15-859(A) Machine Learning Theory            04/01/04

* Kalai-Vempala algorithm for online optimization
=========================================================================

In linear programming, you have a convex set S of feasible points in
R^n, you are given an objective function c (say to minimize) and the
goal is to find the point x in S that minimizes c.x.

Consider now the following online version of linear programming.  You
have a feasible region S, but you don't have the objective function.
Instead, you have to pick a point x_1 in S first. Then you are given
the cost vector c_1 and you pay c_1 . x_1.  Then you pick a new
point x_2 and get a cost vector c_2 and pay c_2 . x_2, and so on.  The
question is: can you find a strategy that does nearly as well as the
best *fixed* x in hindsight?  Formally, we want for any sequence
c_1,...,c_T  to get:
    E[Alg's cost] <= min_{x in S} (c_1 + ... + c_T).x + [regret term]

For this to make sense, we'll need to assume that the set S and the
entries in c are bounded.

What are some things we can model this way?
===========================================

- One thing we can model this way is the standard experts problem:
  the feasible region S is the simplex in R^n.  Each dimension is an
  "expert", and the points in S correspond to picking a probability
  distribution over experts.  The vector c corresponds to the loss
  vector over experts (which ones made a mistake, etc).

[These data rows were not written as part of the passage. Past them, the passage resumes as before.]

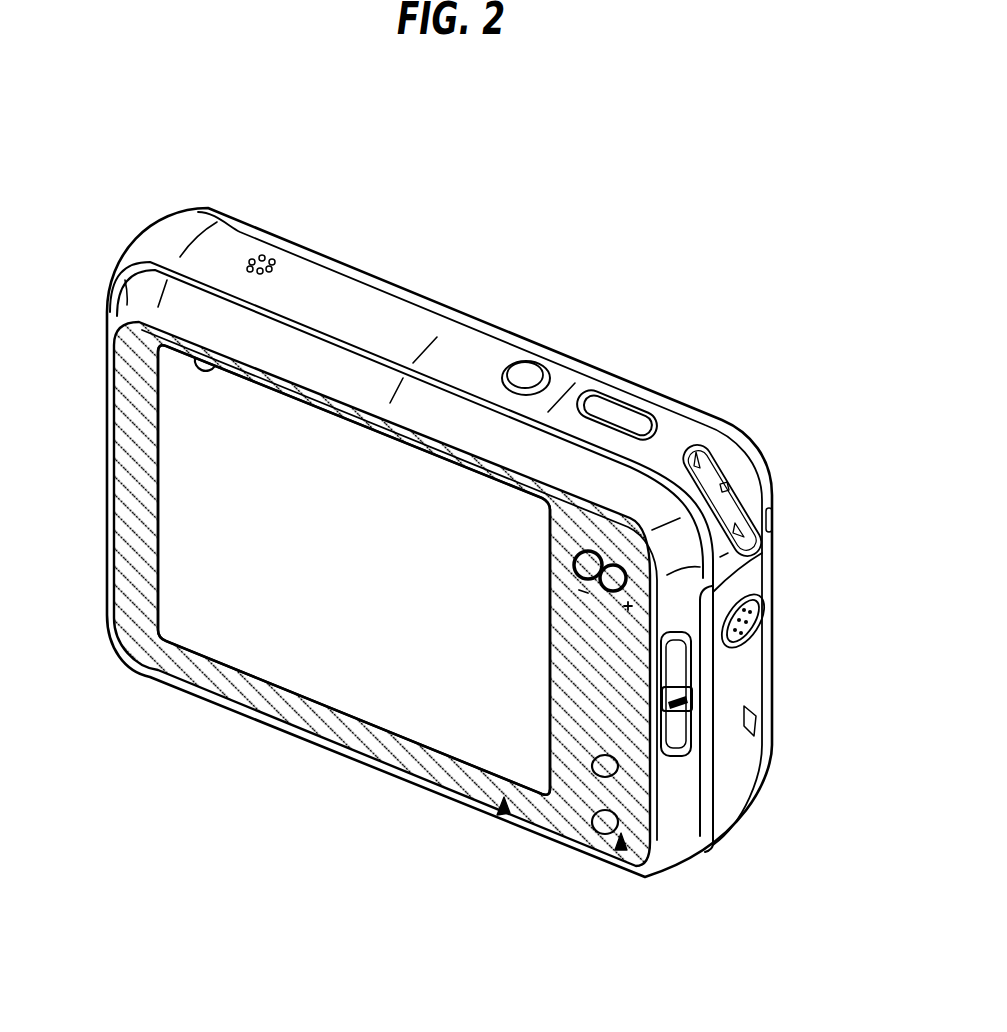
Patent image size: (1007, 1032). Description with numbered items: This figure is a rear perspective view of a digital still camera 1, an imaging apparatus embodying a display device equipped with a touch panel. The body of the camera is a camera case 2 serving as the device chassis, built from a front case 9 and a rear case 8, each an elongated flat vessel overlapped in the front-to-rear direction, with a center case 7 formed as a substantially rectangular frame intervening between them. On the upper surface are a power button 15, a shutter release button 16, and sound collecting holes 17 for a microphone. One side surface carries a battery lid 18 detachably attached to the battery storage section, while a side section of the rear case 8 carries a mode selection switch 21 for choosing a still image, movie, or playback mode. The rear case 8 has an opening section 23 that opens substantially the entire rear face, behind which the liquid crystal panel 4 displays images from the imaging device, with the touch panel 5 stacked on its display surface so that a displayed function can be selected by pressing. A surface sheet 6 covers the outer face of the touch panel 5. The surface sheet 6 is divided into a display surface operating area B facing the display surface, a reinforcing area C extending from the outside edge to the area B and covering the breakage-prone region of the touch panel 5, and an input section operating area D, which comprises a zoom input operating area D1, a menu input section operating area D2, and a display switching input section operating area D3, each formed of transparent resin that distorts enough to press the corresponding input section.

The digital still camera 1 is at (752, 256).
The camera case 2 is at (463, 185).
The liquid crystal panel 4 is at (380, 697).
The touch panel 5 is at (187, 485).
The surface sheet 6 is at (503, 805).
The center case 7 is at (374, 400).
The rear case 8 is at (386, 380).
The front case 9 is at (346, 308).
The power button 15 is at (524, 376).
The shutter release button 16 is at (618, 415).
The sound collecting holes 17 is at (255, 250).
The battery lid 18 is at (747, 667).
The mode selection switch 21 is at (675, 730).
The opening section 23 is at (200, 352).
The zoom input operating area D1 is at (615, 548).
The menu input section operating area D2 is at (612, 767).
The display switching input section operating area D3 is at (607, 818).
The input section operating area D is at (621, 848).
The display surface operating area B is at (290, 668).
The reinforcing area C is at (563, 832).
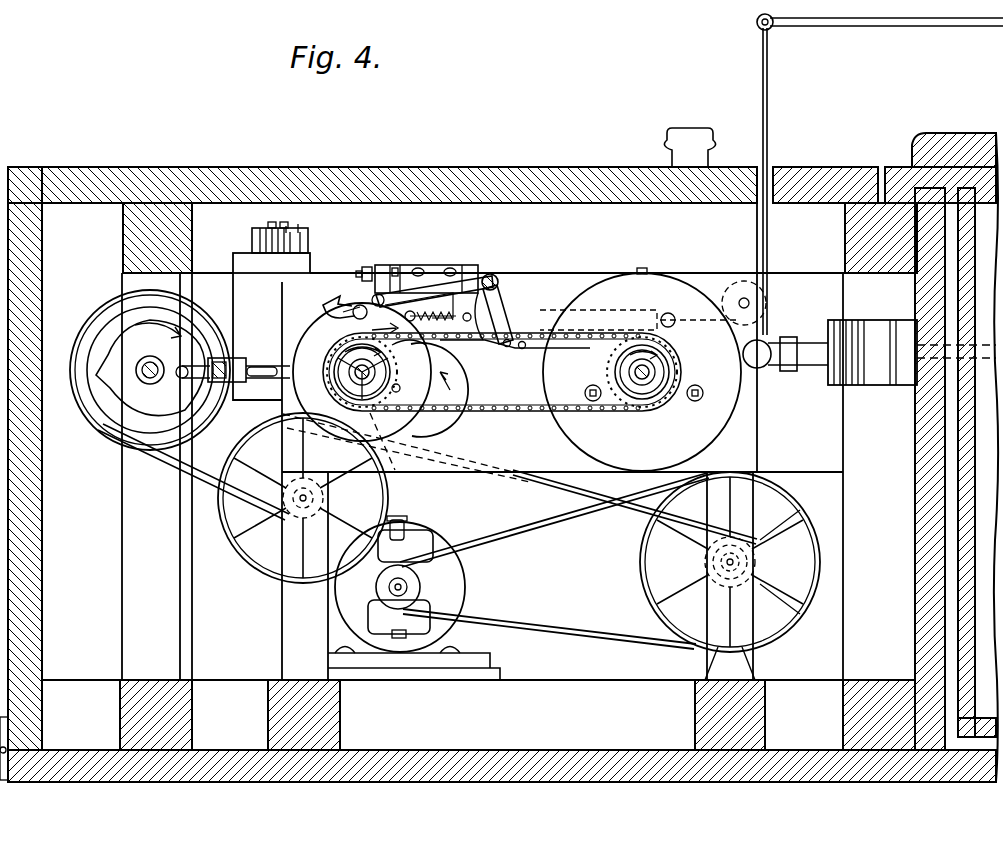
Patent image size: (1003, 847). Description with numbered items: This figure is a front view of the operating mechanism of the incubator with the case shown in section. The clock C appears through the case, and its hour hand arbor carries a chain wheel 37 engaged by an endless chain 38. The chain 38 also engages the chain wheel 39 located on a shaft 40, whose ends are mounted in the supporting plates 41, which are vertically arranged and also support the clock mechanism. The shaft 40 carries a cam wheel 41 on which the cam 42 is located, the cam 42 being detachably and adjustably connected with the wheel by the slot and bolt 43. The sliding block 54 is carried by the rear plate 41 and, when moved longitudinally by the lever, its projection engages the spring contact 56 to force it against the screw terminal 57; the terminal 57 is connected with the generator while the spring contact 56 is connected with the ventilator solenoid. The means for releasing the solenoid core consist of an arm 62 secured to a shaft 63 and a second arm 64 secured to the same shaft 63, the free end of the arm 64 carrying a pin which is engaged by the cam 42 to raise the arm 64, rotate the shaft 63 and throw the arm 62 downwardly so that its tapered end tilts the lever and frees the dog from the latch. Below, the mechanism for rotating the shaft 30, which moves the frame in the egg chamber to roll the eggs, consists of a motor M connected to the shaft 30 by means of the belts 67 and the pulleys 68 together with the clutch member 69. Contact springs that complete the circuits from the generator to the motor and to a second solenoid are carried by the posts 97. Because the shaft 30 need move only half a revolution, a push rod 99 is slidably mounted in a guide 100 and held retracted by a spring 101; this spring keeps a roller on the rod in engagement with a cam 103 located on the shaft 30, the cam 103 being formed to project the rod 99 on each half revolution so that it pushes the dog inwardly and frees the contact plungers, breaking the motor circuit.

The posts 97 is at (253, 237).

- Another problem we can model this way is an online shortest path
  problem.  Imagine each day you have to drive between two points s
  and t.  You have a map (a graph G) but you don't know what traffic
  will be like (what the cost of each edge will be that day).  Say the
  costs are only revealed to you after you get to t (on the evening
  news).  We can model this by having one dimension per edge, and
  representing a path by the indicator vector listing the edges in the
  path.  We can let S be the convex hull over these paths (probability
  distributions over paths) and the cost vector c is just the vector
  with the costs of each edge that day.  Notice that you *could*
  represent this as an experts problem also, with one expert per path,
  but the number of s-t paths can easily be exponential in the number
  of edges in the graph (e.g., think of the case of a grid).
  Actually, since the experts problem gave bounds that depend only
  logarithmically on the number of experts, this is not bad as far as
  the bounds are concerned, but it's not a great way to do things in
  terms of running time.

KV setting
==========
More generally, Kalai-Vempala allow for any set S (not necessarily
convex) so long as we can solve the *offline* problem of minimizing
the dot product x . c for a *given* c.  That is:

- We have an arbitrary set S of feasible points in R^n.  Each time
  step t, we (probabilistically) pick x_t in S.  We are then given c_t
  and pay the dot-product c_t . x_t.

- We have a magic offline algorithm M that, given any cost vector c,
  finds the x in S that minimizes c.x.  Want to use to produce an *online*
  algorithm so that expected cost is not too much worse than for best
  x in S in hindsight.

In particular, we can at least use M to figure out: what *was* the
best x in hindsight anyway?  argmin_{x in S} (c_1 + ... + c_t).x.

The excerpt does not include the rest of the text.